While the board members made no official response to the threat, others at the meeting did. According to the Record-Herald, Fred Young III, chairman of the Antrim Township Board of Supervisors, “stated at the school board meeting that Antrim also opened with prayer, and would continue to do so. People in the audience applauded. Perce responded that he would be watching the township, too. Young invited him to the meetings.”

Pearce took Young up on his offer, attending a Board of Supervisors meeting on August 28, where he warned the township officials to stop their prayers as well.

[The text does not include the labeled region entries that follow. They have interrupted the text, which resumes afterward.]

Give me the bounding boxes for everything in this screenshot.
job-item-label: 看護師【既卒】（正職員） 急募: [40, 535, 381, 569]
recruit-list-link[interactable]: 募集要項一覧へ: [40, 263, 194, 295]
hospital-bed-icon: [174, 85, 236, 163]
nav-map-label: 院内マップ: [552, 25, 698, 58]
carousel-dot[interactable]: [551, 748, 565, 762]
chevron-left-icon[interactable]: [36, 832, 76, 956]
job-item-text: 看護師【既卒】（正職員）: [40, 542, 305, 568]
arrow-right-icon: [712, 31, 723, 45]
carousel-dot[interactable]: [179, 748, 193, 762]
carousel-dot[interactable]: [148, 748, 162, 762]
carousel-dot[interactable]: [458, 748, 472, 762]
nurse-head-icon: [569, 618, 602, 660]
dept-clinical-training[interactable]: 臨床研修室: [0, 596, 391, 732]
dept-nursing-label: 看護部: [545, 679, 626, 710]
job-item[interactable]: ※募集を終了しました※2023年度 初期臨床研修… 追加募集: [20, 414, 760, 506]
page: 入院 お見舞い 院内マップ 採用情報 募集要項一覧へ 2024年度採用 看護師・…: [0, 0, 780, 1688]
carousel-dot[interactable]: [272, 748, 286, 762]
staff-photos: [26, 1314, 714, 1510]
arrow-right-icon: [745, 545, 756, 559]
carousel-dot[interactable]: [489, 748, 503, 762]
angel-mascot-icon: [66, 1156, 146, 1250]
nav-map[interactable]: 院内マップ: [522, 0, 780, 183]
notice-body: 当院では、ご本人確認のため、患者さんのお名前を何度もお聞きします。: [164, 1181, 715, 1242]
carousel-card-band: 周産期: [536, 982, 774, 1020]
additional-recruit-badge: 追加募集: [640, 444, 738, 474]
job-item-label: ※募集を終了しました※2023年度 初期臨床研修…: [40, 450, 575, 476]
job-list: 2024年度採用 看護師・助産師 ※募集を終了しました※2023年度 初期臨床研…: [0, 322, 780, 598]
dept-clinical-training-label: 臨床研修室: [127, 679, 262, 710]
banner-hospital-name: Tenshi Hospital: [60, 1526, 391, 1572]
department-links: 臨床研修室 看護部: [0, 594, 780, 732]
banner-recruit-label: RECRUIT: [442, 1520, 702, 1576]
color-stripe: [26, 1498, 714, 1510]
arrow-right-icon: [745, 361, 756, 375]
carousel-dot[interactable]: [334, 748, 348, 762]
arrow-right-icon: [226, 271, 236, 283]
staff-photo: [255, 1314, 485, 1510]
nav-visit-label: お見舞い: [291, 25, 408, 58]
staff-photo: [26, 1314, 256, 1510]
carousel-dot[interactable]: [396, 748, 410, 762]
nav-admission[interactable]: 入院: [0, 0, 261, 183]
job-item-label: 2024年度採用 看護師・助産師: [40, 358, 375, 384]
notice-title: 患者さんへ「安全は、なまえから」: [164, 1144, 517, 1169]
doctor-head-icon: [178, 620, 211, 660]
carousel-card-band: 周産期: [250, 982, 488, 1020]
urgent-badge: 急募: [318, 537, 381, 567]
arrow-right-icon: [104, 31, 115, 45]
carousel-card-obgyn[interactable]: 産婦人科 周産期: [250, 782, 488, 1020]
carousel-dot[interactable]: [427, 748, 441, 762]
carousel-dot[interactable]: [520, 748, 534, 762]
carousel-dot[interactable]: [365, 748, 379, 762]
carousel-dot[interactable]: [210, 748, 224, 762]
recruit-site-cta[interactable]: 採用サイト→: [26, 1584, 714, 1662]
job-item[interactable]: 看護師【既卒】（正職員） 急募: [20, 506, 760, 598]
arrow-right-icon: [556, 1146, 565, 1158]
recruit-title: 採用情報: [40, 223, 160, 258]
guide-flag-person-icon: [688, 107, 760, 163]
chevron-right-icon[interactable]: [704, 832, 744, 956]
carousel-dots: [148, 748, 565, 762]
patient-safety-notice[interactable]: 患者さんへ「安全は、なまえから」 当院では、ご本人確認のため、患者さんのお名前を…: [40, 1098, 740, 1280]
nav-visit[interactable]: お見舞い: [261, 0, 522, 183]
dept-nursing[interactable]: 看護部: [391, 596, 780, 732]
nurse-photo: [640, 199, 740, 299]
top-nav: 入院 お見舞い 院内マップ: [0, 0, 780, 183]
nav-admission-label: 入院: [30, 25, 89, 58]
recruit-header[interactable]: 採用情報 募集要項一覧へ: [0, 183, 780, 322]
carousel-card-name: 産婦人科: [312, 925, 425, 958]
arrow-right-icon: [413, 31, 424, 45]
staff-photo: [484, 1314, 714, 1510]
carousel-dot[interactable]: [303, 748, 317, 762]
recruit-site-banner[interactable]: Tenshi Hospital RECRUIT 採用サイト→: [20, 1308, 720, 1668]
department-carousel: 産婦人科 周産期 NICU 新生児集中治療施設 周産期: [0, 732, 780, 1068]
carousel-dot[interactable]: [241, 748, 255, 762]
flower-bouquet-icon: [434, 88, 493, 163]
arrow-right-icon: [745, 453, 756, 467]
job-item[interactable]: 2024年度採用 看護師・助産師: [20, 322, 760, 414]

Perce recalled that before joining the atheist faith, he was a Charismatic Christian minister, during which time he was careful never to violate the First Amendment’s so-called separation of church and state. “I never stepped into city chambers, city halls, and violated separation of church and state, because I cared about the other people that were in our community who were not followers of Jesus Christ,” he told the meeting. “Today as an atheist, I care more about separation of church and state than I ever have in my entire life.”

He implored the government officials to follow his example. “Honor the citizens that are in this township that are atheist, agnostics, or people who don’t worship Jesus Christ or God or Christianity,” he cried. “Do what’s right. It’s an act of absolute defiance against the citizens and the Constitution.”

Others at the meeting, most of them local residents, disagreed. The local Herald-Mail newspaper quoted Greencastle resident Duane Kinzeras as declaring that “we are a God-fearing township and community,” with Greencastle business owner John Helfrick following up with the observation that “we need to pray to our God mightily in these days.” Similarly, local resident Carolyn Snyder testified that “there is one God and He is the God that we should be serving,” and local resident Ray Martin counseled that “we need to look for His wisdom and guidance in making decisions.”

Township Chairman Fred Young, after opening the meeting with a prayer he said was originally offered at the First Continental Congress in 1774, assured Perce and the others that he would continue with the tradition. “The courts have ruled that we are allowed to pray at our meeting,” he observed. “As long as I am chairman, I have no intention of stopping.”

Meanwhile, atheists have temporarily lost a bid to stop prayers by officials in a Tennessee community. A federal district judge ruled August 25 that officials in Hamilton County, Tennessee, can continue opening their meetings with public prayers as a lawsuit to have them stopped moves forward. The plaintiffs in the case, Tommy Coleman and Brandon Jones, filed their suit in June, claiming that prayers by the Hamilton County Commission promote the Christian faith and, thus, violate the First Amendment.

But U.S. District Judge Sandy Mattice ruled against a preliminary injunction to stop the prayers, saying that they were only unconstitutional if they seek to advance one faith over another.

Attorney Brett Harvey of the conservative legal advocacy group Alliance Defending Freedom applauded the ruling, noting that “since this nation’s founding, public meetings have been opened with prayer. There is no legal reason why Hamilton County’s citizens should be denied this freedom under the county’s policy.”

Harvey emphasized that prayer “has always been lawful in America, and the district court rightly declined to stop the county from including prayer at its meetings. Secularist groups might not be happy with this, but an invocation offered according to the dictates of the giver’s conscience as part of a policy like Hamilton County’s is not an establishment of religion.”